Juarez today has become the center of disorder, turmoil and aggression. The Mexican army arrived at Juarez after the brutal series of murder of police commander who declined to protect Juarez Cartel, two reporters, few tourists and others threatened. It also attracts tourists which contribute to the country’s economy. The similar is the case of El Paso. Both sister cities are dependent on each other for trade, business, tourism, etc. A recent survey conducted demonstrated that 64 percent resident of El Paso feared that the Juarez violence will have a negative impact on the border.
Mexican shoppers also contribute to tourism in El Paso. But with the recent fear of getting caught in cartel cross fire denotes the decline in tourism in El Paso and vice versa. Although, El Paso has not become the target of drug violence, the local economy of the city is at stake. According to Howard Campbell of University of Texas at El Paso, the economies generated by the tourism of all major border regions will suffer until and unless the drug cartels do not end (Economist).
In the beginning of 2008, more than three hundred tourists have been murdered between the Juarez-El Paso borders.
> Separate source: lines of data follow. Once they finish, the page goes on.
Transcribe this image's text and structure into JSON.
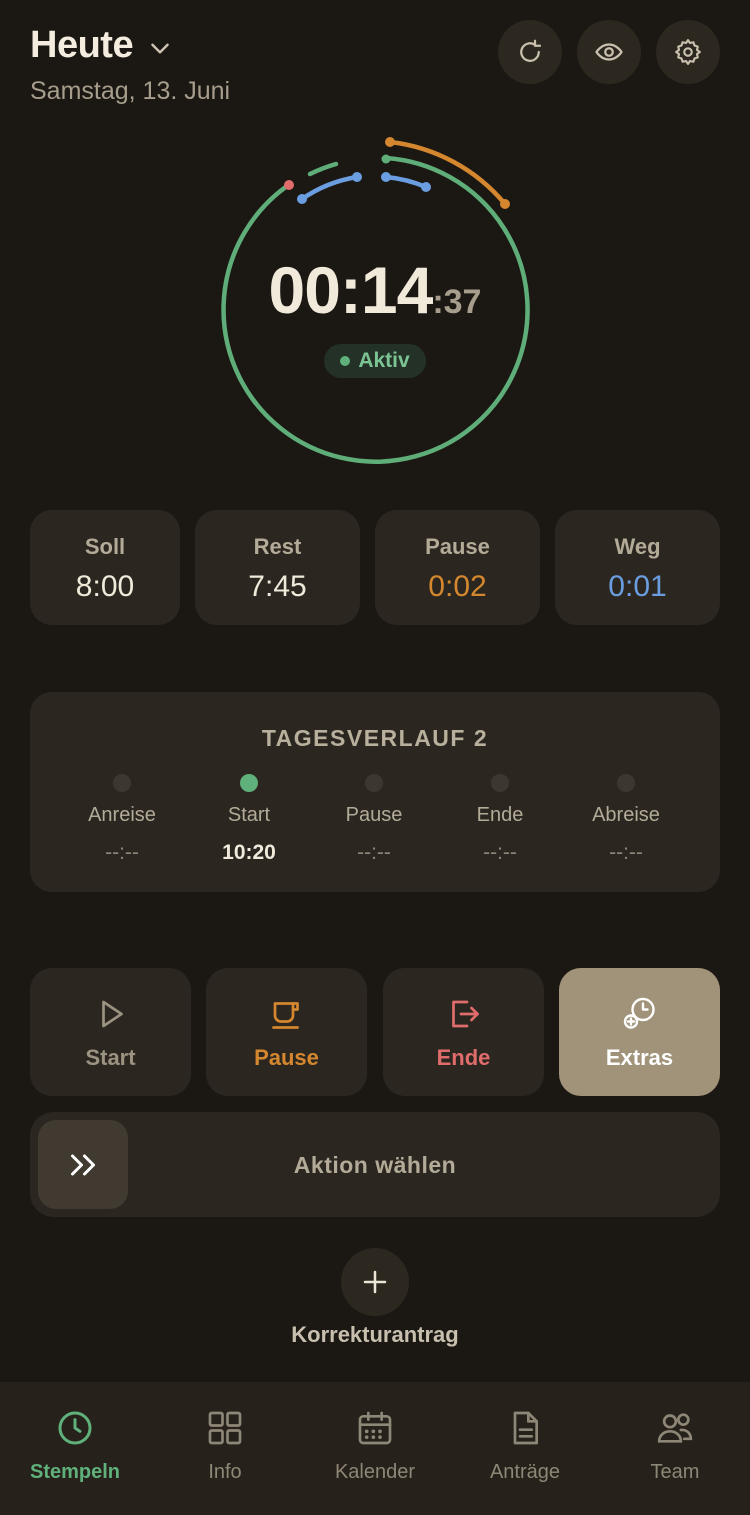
{
  "header": {
    "title": "Heute",
    "date": "Samstag, 13. Juni"
  },
  "timer": {
    "main": "00:14",
    "seconds": ":37",
    "status": "Aktiv"
  },
  "stats": [
    {
      "label": "Soll",
      "value": "8:00",
      "color": "#f1eadb"
    },
    {
      "label": "Rest",
      "value": "7:45",
      "color": "#f1eadb"
    },
    {
      "label": "Pause",
      "value": "0:02",
      "color": "#d4872e"
    },
    {
      "label": "Weg",
      "value": "0:01",
      "color": "#6a9ee0"
    }
  ],
  "verlauf": {
    "title": "TAGESVERLAUF 2",
    "steps": [
      {
        "label": "Anreise",
        "time": "--:--"
      },
      {
        "label": "Start",
        "time": "10:20"
      },
      {
        "label": "Pause",
        "time": "--:--"
      },
      {
        "label": "Ende",
        "time": "--:--"
      },
      {
        "label": "Abreise",
        "time": "--:--"
      }
    ]
  },
  "actions": [
    {
      "label": "Start",
      "icon": "play-icon",
      "color": "#9b9282"
    },
    {
      "label": "Pause",
      "icon": "coffee-icon",
      "color": "#d4872e"
    },
    {
      "label": "Ende",
      "icon": "logout-icon",
      "color": "#e06c6c"
    },
    {
      "label": "Extras",
      "icon": "clock-plus-icon",
      "color": "#ffffff"
    }
  ],
  "slider": {
    "label": "Aktion wählen"
  },
  "korrektur": {
    "label": "Korrekturantrag"
  },
  "nav": [
    {
      "label": "Stempeln",
      "icon": "clock-icon",
      "active": true
    },
    {
      "label": "Info",
      "icon": "grid-icon",
      "active": false
    },
    {
      "label": "Kalender",
      "icon": "calendar-icon",
      "active": false
    },
    {
      "label": "Anträge",
      "icon": "document-icon",
      "active": false
    },
    {
      "label": "Team",
      "icon": "team-icon",
      "active": false
    }
  ],
  "colors": {
    "accent": "#5fb07a",
    "pause": "#d4872e",
    "away": "#6a9ee0",
    "end": "#e06c6c",
    "background": "#1b1813"
  }
}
The border crossing at McAllen-Reynosa is the center of activities of Texans heading to Mexico for visit and vice versa. However, the current situation of the Mexico’s drug cartels operational in Reynosa, are battling to take the control of the market. The threat to tourists is significant because of the brutal and vicious turf war being waged by the drug cartels. These situations are not present where an ordinary tourist on the average street is safe.
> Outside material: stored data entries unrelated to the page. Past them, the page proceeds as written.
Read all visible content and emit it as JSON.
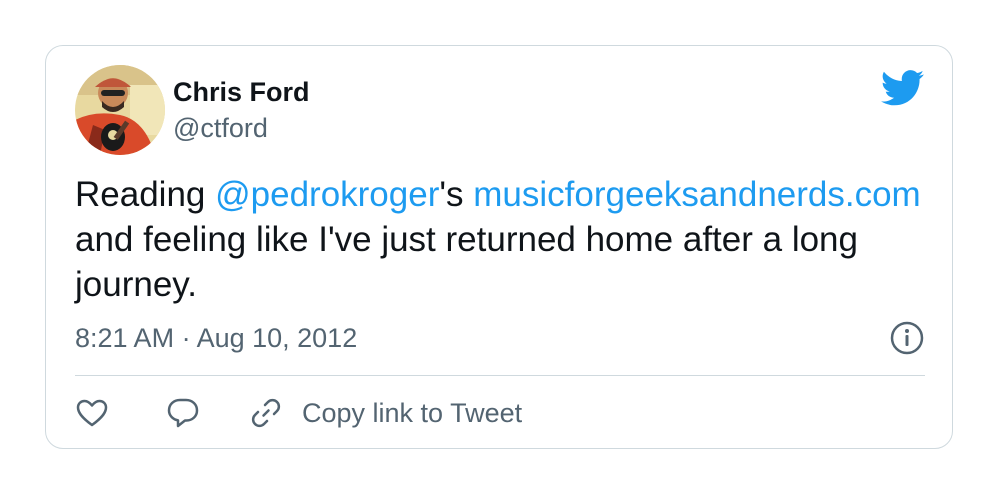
{
  "tweet": {
    "author_name": "Chris Ford",
    "author_handle": "@ctford",
    "text_prefix": "Reading ",
    "mention": "@pedrokroger",
    "text_possessive": "'s ",
    "link": "musicforgeeksandnerds.com",
    "text_suffix": " and feeling like I've just returned home after a long journey.",
    "timestamp": "8:21 AM · Aug 10, 2012"
  },
  "actions": {
    "copy_link_label": "Copy link to Tweet"
  },
  "icons": {
    "brand": "twitter-bird-icon",
    "info": "info-icon",
    "like": "heart-icon",
    "reply": "reply-icon",
    "copy": "link-icon"
  },
  "colors": {
    "brand_blue": "#1d9bf0",
    "text_primary": "#0f1419",
    "text_secondary": "#536471",
    "border": "#cfd9de"
  }
}
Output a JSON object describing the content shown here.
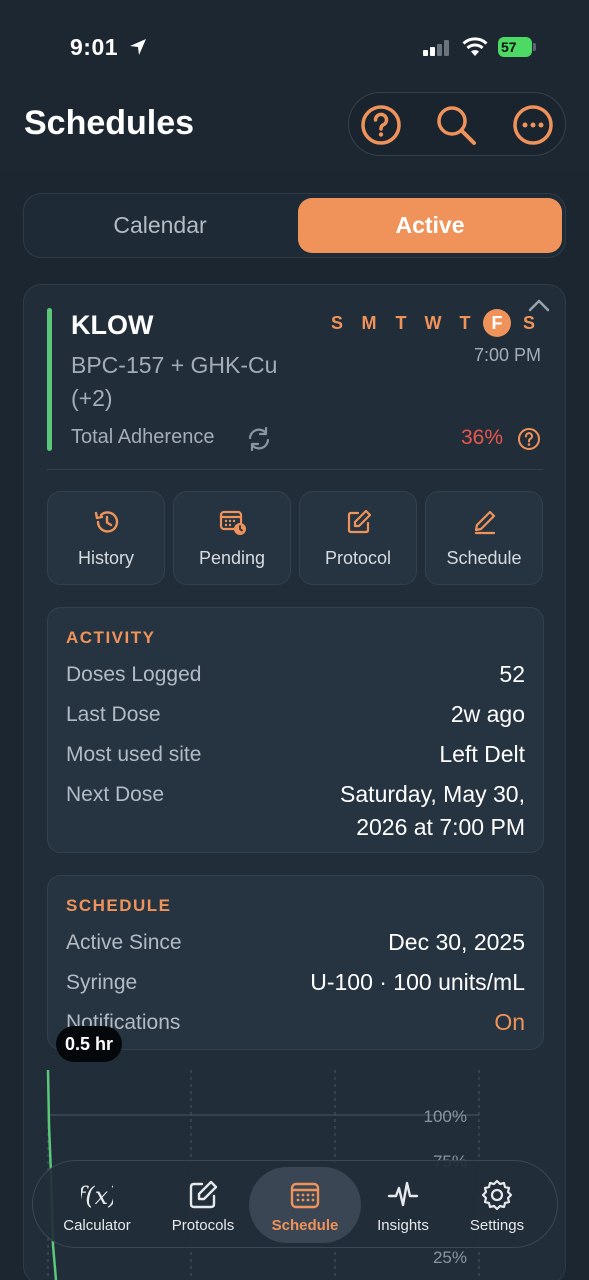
{
  "status": {
    "time": "9:01",
    "battery": "57"
  },
  "header": {
    "title": "Schedules"
  },
  "segments": {
    "calendar": "Calendar",
    "active": "Active"
  },
  "protocol": {
    "name": "KLOW",
    "subtitle": "BPC-157 + GHK-Cu (+2)",
    "days": [
      "S",
      "M",
      "T",
      "W",
      "T",
      "F",
      "S"
    ],
    "active_day": "F",
    "time": "7:00 PM",
    "adherence_label": "Total Adherence",
    "adherence_value": "36%",
    "adherence_color": "#e8574d",
    "accent_color": "#5ac878"
  },
  "actions": {
    "history": "History",
    "pending": "Pending",
    "protocol": "Protocol",
    "schedule": "Schedule"
  },
  "activity": {
    "title": "ACTIVITY",
    "rows": [
      {
        "label": "Doses Logged",
        "value": "52"
      },
      {
        "label": "Last Dose",
        "value": "2w ago"
      },
      {
        "label": "Most used site",
        "value": "Left Delt"
      },
      {
        "label": "Next Dose",
        "value": "Saturday, May 30, 2026 at 7:00 PM"
      }
    ]
  },
  "schedule": {
    "title": "SCHEDULE",
    "rows": [
      {
        "label": "Active Since",
        "value": "Dec 30, 2025"
      },
      {
        "label": "Syringe",
        "value": "U-100 · 100 units/mL"
      },
      {
        "label": "Notifications",
        "value": "On"
      }
    ]
  },
  "chart": {
    "tooltip": "0.5 hr",
    "y_ticks": [
      "100%",
      "75%",
      "25%"
    ]
  },
  "tabbar": [
    {
      "label": "Calculator",
      "icon": "function-icon"
    },
    {
      "label": "Protocols",
      "icon": "edit-square-icon"
    },
    {
      "label": "Schedule",
      "icon": "calendar-grid-icon"
    },
    {
      "label": "Insights",
      "icon": "pulse-icon"
    },
    {
      "label": "Settings",
      "icon": "gear-icon"
    }
  ],
  "colors": {
    "accent": "#f0935a",
    "background": "#1b2631",
    "card": "#212e3a",
    "adherence_low": "#e8574d",
    "protocol_bar": "#5ac878"
  }
}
The US State Department in its travel advisories in 2007 and 2008 called for American tourists to avoid the border provinces in Mexico because of the drug cartel wars. Nuevo Laredo is a popular destination for tourists because of its extensive night life and entertainment industry. In the past year a large number of organizations simply shut down their operations because of security concerns. This has even led to security concerns in the American cities which are across the border.
The economic and business ties with the Mexican border states have been disrupted and threatened because of the spread of the drug related violence. There have been fears that the narco violence might spill into the American cities. Laredo and Nuevo Laredo are considered to be one metropolis even though they are part of two different countries. The series of brazen killings taken place in Nuevo Laredo in daylight hours nearing shopping centers and on streets have made the town completely deserted. In other words, Nuevo Laredo has become a ghost town because of insignificant tourist activity.
Tourists coming from Laredo to Nuevo Laredo have declined, causing the retail sales to fall down by 40 percent in Nuevo Laredo (Economist). In Juarez, The violence in the region is affecting the economy negatively. Various U. S companies administer assembly line factories called Maquillas in Mexico side which contributes 35 percent of Mesiuco’s GDP. These companies are responsible for providing jobs, housing and health care facilities to thousands of people in Juarez alone. In Laredo- Nuevo Laredo, the job market is lessening and restaurants, hotels and souvenir shops have been closed.